Nuclear and chemical processes in the early solar system revealed by Zr, Mo, and Ru isotope abundances in iron meteorites

铁陨石中 Zr、Mo 和 Ru 同位素丰度揭示了早期太阳系的核和化学过程

• 批准号: 227646-2010
• 负责人: Wieser, Michael
• 金额: $ 1.24万
• 依托单位: University of Calgary
• 依托单位国家: 加拿大
• 项目类别: Discovery Grants Program - Individual
• 财政年份: 2014
• 资助国家: 加拿大
• 起止时间: 2014-01-01 至 2015-12-31
• 项目状态: 已结题
• 来源: https://www.nserc-crsng.gc.ca/ase-oro/Details-Detailles_eng.asp?id=546788
• 关键词: Nuclear; chemical; processes; early; solar

We are investigating how meteorite parent bodies formed by examining the isotopic composition of elements in the molybdenum mass region. Meteorites are great archives of the history of the Solar System. Within the mineral matrix are subtle clues that tell us how long it took for the planets to form and under what conditions. The isotope composition of molybdenum in meteorites is a key to unlock the secrets of the origins and evolution of our Solar System. Molybdenum has seven stable isotopes formed by a variety of nuclear processes. The seven stable isotopes of molybdenum span a mass range from 92 to 100 atomic mass units. These nuclides were formed by a combination of rapid and slow neutron capture and proton capture nucleosynthesis as well as the decay of short-lived radioactive parents. Isotope abundance variations can be caused by changes in the redox environment and condensation of high-temperature magmatic fluids. We interpret these data to better understand the fractional crystallization of elements during the formation of the parent bodies. Isotope abundance anomalies are investigated to elucidate the sources of nucleosynthetic material to the early Solar System and establish the timing and duration of planetary formation. In addition, distinct isotope signatures and elemental concentrations are used to identify the genetic origins of meteorites.

我们正在研究如何陨石母体形成通过检查元素的同位素组成在钼质量区。 陨石是太阳系历史的伟大档案。 在矿物基质中有微妙的线索，告诉我们行星形成需要多长时间以及在什么条件下形成。
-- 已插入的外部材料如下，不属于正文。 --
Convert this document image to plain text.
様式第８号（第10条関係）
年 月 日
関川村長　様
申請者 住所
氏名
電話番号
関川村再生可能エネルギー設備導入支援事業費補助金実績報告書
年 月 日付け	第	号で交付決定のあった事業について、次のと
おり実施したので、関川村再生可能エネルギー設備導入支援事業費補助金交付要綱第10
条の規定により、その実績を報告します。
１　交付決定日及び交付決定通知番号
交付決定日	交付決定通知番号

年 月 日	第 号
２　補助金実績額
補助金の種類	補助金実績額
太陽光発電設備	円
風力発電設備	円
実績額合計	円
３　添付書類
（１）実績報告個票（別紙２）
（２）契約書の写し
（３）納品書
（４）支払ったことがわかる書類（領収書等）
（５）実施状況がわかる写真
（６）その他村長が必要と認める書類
陨石中钼的同位素组成是解开太阳系起源和演化秘密的关键。钼有七种稳定的同位素，由各种核过程形成。钼的七种稳定同位素的质量范围从92到100原子质量单位。 这些核素是由快中子和慢中子俘获和质子俘获核合成以及短寿命放射性母体衰变的组合形成的。 同位素丰度的变化可能是由氧化还原环境的变化和高温岩浆流体的冷凝引起的。 我们解释这些数据，以更好地了解在母体形成过程中的元素结晶分离。 同位素丰度异常的研究，以阐明核合成物质的来源，以早期太阳系，并建立行星形成的时间和持续时间。 此外，不同的同位素特征和元素浓度被用来识别陨石的遗传起源。